Оставаясь наедине с самим собой, Лобанович часто думал о Ядвисе, даже мысленно разговаривал с нею. И этот разговор был таким простым, искренним, потому что шел от сердца! Ядвися смотрела на него милым, немного хитроватым взглядом и смеялась. На душе у Лобановича становилось легко и покойно. Он чувствовал, как вливается ему в грудь какое-то приятное тепло и греет его сердце. Но при встрече с Ядвисей он никогда не высказывал того, что говорил ей без нее. Не то стыдливость еще чистого сердца, не то какая-то осторожность мешали ему высказать ей все, что было на душе.
XIX
Вскоре после того как Лобанович вернулся от Турсевича, к нему приехал Соханюк. Лобанович удивился, увидя на пороге высокую, худощавую фигуру хатовичского учителя. Он никак не ожидал его приезда, особенно в будний день.
— Зд'ястуйте! — проговорил Соханюк, при этом губы и глаза его смеялись веселым смехом. — Что, не ожидали меня? — спросил он, поздоровавшись.
— Никак не ожидал. Ну, тем приятнее видеть вас здесь. Заходите, пожалуйста, в квартиру, а я сейчас закончу урок и отпущу ребят на обед… А может быть, вам интересно познакомиться с моей школой, то милости прошу.
Соханюк, видимо, только из вежливости прошелся между ученических скамеек, заглядывая в грифельные доски и в тетради учеников, а затем остановился возле шкафа с книгами и слушал, как Лобанович вел занятия и как отвечали ученики.
Лобанович старался не ударить в грязь лицом перед Соханюком и показать свою школу с наилучшей стороны. Вопросы так и сыпались один за другим. Все школьники, которых вызывал Лобанович, отвечали довольно хорошо.
— Может быть, проэкзаменуете моих учеников? — спросил Лобанович Соханюка.
Соханюк махнул рукой, давая этим понять, что он не имеет никаких вопросов.
— Спрячьте книги! — обратился Лобанович к ученикам.
Дети быстро попрятали книги и доски.
— Молитву!
Ученики хором пропели предобеденную молитву. С шумом ринулись они на улицу и заполнили ее своими звонкими голосами.
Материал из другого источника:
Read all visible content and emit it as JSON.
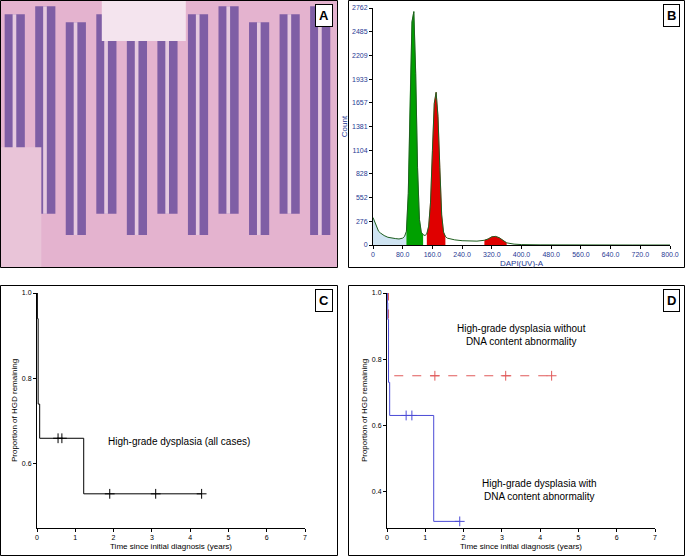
{
  "chart_data": [
    {
      "type": "image",
      "title": "A"
    },
    {
      "type": "area",
      "title": "B",
      "x_label": "DAPI(UV)-A",
      "y_label": "Count",
      "xlim": [
        0,
        800
      ],
      "xticks": [
        0,
        {
          "value": 80,
          "label": "80.0"
        },
        {
          "value": 160,
          "label": "160.0"
        },
        {
          "value": 240,
          "label": "240.0"
        },
        {
          "value": 320,
          "label": "320.0"
        },
        {
          "value": 400,
          "label": "400.0"
        },
        {
          "value": 480,
          "label": "480.0"
        },
        {
          "value": 560,
          "label": "560.0"
        },
        {
          "value": 640,
          "label": "640.0"
        },
        {
          "value": 720,
          "label": "720.0"
        },
        {
          "value": 800,
          "label": "800.0"
        }
      ],
      "ylim": [
        0,
        2762
      ],
      "yticks": [
        0,
        276,
        552,
        828,
        1104,
        1381,
        1657,
        1933,
        2209,
        2485,
        2762
      ],
      "grid": false,
      "series": [
        {
          "type": "area",
          "color": "#cfe4f2",
          "x": [
            0,
            5,
            10,
            15,
            20,
            25,
            30,
            40,
            50,
            60,
            70,
            80,
            85,
            90
          ],
          "values": [
            320,
            260,
            200,
            160,
            140,
            120,
            110,
            90,
            80,
            75,
            70,
            80,
            100,
            160
          ]
        },
        {
          "type": "area",
          "color": "#00a000",
          "x": [
            90,
            95,
            100,
            105,
            110,
            115,
            120,
            125,
            130,
            135
          ],
          "values": [
            160,
            600,
            1700,
            2600,
            2720,
            2000,
            900,
            300,
            150,
            120
          ]
        },
        {
          "type": "area",
          "color": "#e00000",
          "x": [
            145,
            150,
            155,
            160,
            165,
            170,
            175,
            180,
            185,
            190,
            195
          ],
          "values": [
            130,
            220,
            500,
            1100,
            1650,
            1780,
            1500,
            900,
            350,
            150,
            100
          ]
        },
        {
          "type": "area",
          "color": "#e00000",
          "x": [
            300,
            310,
            320,
            330,
            340,
            350,
            360
          ],
          "values": [
            55,
            70,
            95,
            100,
            85,
            50,
            25
          ]
        },
        {
          "type": "line",
          "color": "#1e5e1e",
          "line_style": "solid",
          "x": [
            0,
            5,
            10,
            15,
            20,
            25,
            30,
            40,
            50,
            60,
            70,
            80,
            85,
            90,
            95,
            100,
            105,
            110,
            115,
            120,
            125,
            130,
            135,
            140,
            145,
            150,
            155,
            160,
            165,
            170,
            175,
            180,
            185,
            190,
            195,
            200,
            220,
            240,
            260,
            280,
            300,
            310,
            320,
            330,
            340,
            350,
            360,
            380,
            400,
            450,
            500,
            600,
            700,
            800
          ],
          "values": [
            320,
            260,
            200,
            160,
            140,
            120,
            110,
            90,
            80,
            75,
            70,
            80,
            100,
            160,
            600,
            1700,
            2600,
            2720,
            2000,
            900,
            300,
            150,
            120,
            110,
            130,
            220,
            500,
            1100,
            1650,
            1780,
            1500,
            900,
            350,
            150,
            100,
            80,
            60,
            50,
            45,
            45,
            55,
            70,
            95,
            100,
            85,
            50,
            25,
            10,
            5,
            2,
            0,
            0,
            0,
            0
          ]
        }
      ]
    },
    {
      "type": "step",
      "title": "C",
      "x_label": "Time since initial diagnosis (years)",
      "y_label": "Proportion of HGD remaining",
      "xlim": [
        0,
        7
      ],
      "xticks": [
        0,
        1,
        2,
        3,
        4,
        5,
        6,
        7
      ],
      "ylim": [
        0.45,
        1
      ],
      "yticks": [
        0.6,
        0.8,
        {
          "value": 1,
          "label": "1.0"
        }
      ],
      "grid": false,
      "annotations": [
        "High-grade dysplasia (all cases)"
      ],
      "series": [
        {
          "type": "step",
          "color": "#000000",
          "line_style": "solid",
          "x": [
            0,
            0.01,
            0.03,
            0.07,
            1.22,
            4.3
          ],
          "values": [
            1,
            0.94,
            0.74,
            0.66,
            0.53,
            0.53
          ]
        },
        {
          "type": "scatter",
          "color": "#000000",
          "marker": "plus",
          "x": [
            0.55,
            0.65,
            1.9,
            3.1,
            4.3
          ],
          "values": [
            0.66,
            0.66,
            0.53,
            0.53,
            0.53
          ]
        }
      ]
    },
    {
      "type": "step",
      "title": "D",
      "x_label": "Time since initial diagnosis (years)",
      "y_label": "Proportion of HGD remaining",
      "xlim": [
        0,
        7
      ],
      "xticks": [
        0,
        1,
        2,
        3,
        4,
        5,
        6,
        7
      ],
      "ylim": [
        0.29,
        1
      ],
      "yticks": [
        0.4,
        0.6,
        0.8,
        {
          "value": 1,
          "label": "1.0"
        }
      ],
      "grid": false,
      "annotations": [
        "High-grade dysplasia without\nDNA content abnormality",
        "High-grade dysplasia with\nDNA content abnormality"
      ],
      "series": [
        {
          "type": "step",
          "color": "#e05a5a",
          "line_style": "dashed",
          "x": [
            0,
            0.04,
            4.3
          ],
          "values": [
            1,
            0.75,
            0.75
          ]
        },
        {
          "type": "scatter",
          "color": "#e05a5a",
          "marker": "plus",
          "x": [
            1.25,
            3.1,
            4.3
          ],
          "values": [
            0.75,
            0.75,
            0.75
          ]
        },
        {
          "type": "step",
          "color": "#4b4bd6",
          "line_style": "solid",
          "x": [
            0,
            0.01,
            0.02,
            0.04,
            0.07,
            1.22,
            1.9
          ],
          "values": [
            1,
            0.97,
            0.92,
            0.73,
            0.63,
            0.31,
            0.31
          ]
        },
        {
          "type": "scatter",
          "color": "#4b4bd6",
          "marker": "plus",
          "x": [
            0.5,
            0.65,
            1.9
          ],
          "values": [
            0.63,
            0.63,
            0.31
          ]
        }
      ]
    }
  ]
}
— Ну, как вам нравится моя школа?
— Ничего, хорошо! Хорошо!.. Вы, видно, много работаете?
— Работать-то приходится. Только мне все кажется, что в моей работе чего-то не хватает и что я работаю не так, как нужно.
Учителя вошли в комнату.
— Эх, плюньте вы на это! — проговорил Соханюк. — Научили читать, писать и задачки решать — и шабаш! Вы думаете, медаль заслужите? Или мир перевернете? Инспектор найдет к чему прицепиться. В самом лучшем случае благодарность напишет, а дирекция вам десять рублей вышлет. Но свое здоровье дороже.
— А как же вы свою школу оставили?
— А куда она денется? В лес не убежит, — засмеялся Соханюк.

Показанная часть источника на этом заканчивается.